On 2019-09-22 20:08, Greg (Strider) Moore wrote:

As Niklas points out there are multiple solutions that can easily solve
this.



Many solutions yes. But leaving this to the last minute may result in
your trying to fit a simple solution into a ship that was not planned to
handle it and require some serious engineering changes.


Agree to disagree here. Any solution is going to be constrained by the
structure and tank design. They're not going to make major changes to
the design that would do something like change the tank geometry.

Consider the function of lowering cargo pallets to ground. If you will
have some rail deploy out the door and then a crane be able to lift
cargo pallet from cargo floor, move to the outside and lower pallet
down, then that rail needs to have structural attach point that designed
at the right location. So when designing the structure of Starship, you
need to think of that. Not only to have structural elements where a rail
would need to be attached, but also to live without strucrtural elements
going through door frames.


That's a minor thing compared to, say, the structure needed to support
the winglets/flaps on the spacecraft. The loads on those during an
earth reentry are *very* high compared to rails/cranes/ladders/etc.
needed on Mars to lower cargo and crew to the surface (and back up
again).

And there is also the issue of testing pressurized doors that are larger
than humans have ever built (which are truly airtight and safe). Unless
they do CBM hatch sized doors for both human and cargo exits.


I'm pretty sure that the doors used for test facilities at NASA
installations would beg to differ. Especially those in Ohio. This
really isn't that hard of a problem.
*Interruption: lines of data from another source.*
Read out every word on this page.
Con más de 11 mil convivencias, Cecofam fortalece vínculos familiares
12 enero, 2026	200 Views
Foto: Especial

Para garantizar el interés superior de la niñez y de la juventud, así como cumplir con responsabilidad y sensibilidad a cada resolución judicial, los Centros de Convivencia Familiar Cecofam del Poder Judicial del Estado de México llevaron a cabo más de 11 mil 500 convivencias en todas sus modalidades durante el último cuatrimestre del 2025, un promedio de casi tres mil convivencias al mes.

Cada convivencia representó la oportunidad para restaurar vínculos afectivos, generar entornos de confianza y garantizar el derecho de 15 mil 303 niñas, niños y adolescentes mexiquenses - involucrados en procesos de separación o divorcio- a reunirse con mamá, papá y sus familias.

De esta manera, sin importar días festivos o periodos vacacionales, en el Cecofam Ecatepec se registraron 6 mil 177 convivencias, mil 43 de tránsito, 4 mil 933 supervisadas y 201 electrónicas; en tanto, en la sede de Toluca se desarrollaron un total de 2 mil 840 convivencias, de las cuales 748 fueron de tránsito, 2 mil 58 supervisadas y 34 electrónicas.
That's just straightforward
mechanical engineering.

If manned vs cargo Starships will have totally seperate setructures,


This is extremely doubtful. Everything from the base up to the top of
the propellant tanks would be essentially the same. Minor differences
might be introduced, but keeping them as close to the same as possible
means commonality which reduces production and maintenance costs.

then SpaceX can start to work on the cargo version now and only worry
about the doors needed to release satellites in orbit.


Obviously cargo Starship will be the first. They're not launching crew
in it on the first flight like the shuttle did. We very nearly lost
STS-1 and its crew on Columbia's first flight. That's a mistake no one
will repeat.

But when it
stats work on the manned version, it really needs to start planning ALL
the details of anything that would replace normal skin of ship as well
as punch large enough holes to force discontinuity in structural elements.


The upper portion of the Starships will necessarily be different
internally. But structurally, I have a feeling that these beasts will
be overbuilt by aerospace standards. Having a large factor of safety is
a "good thing" enabled by in orbit refueling.

So really early on in the ship's design, they need to think about
this.


Sure, internally. But being a private company means we're not privy to
such details unless Elon Musk himself decides otherwise.

This idle speculation is largely irrelevant given that Elon Musk is
giving us an update in a matter of days. Just wait a bit and I'm sure
he'll answer some of these questions.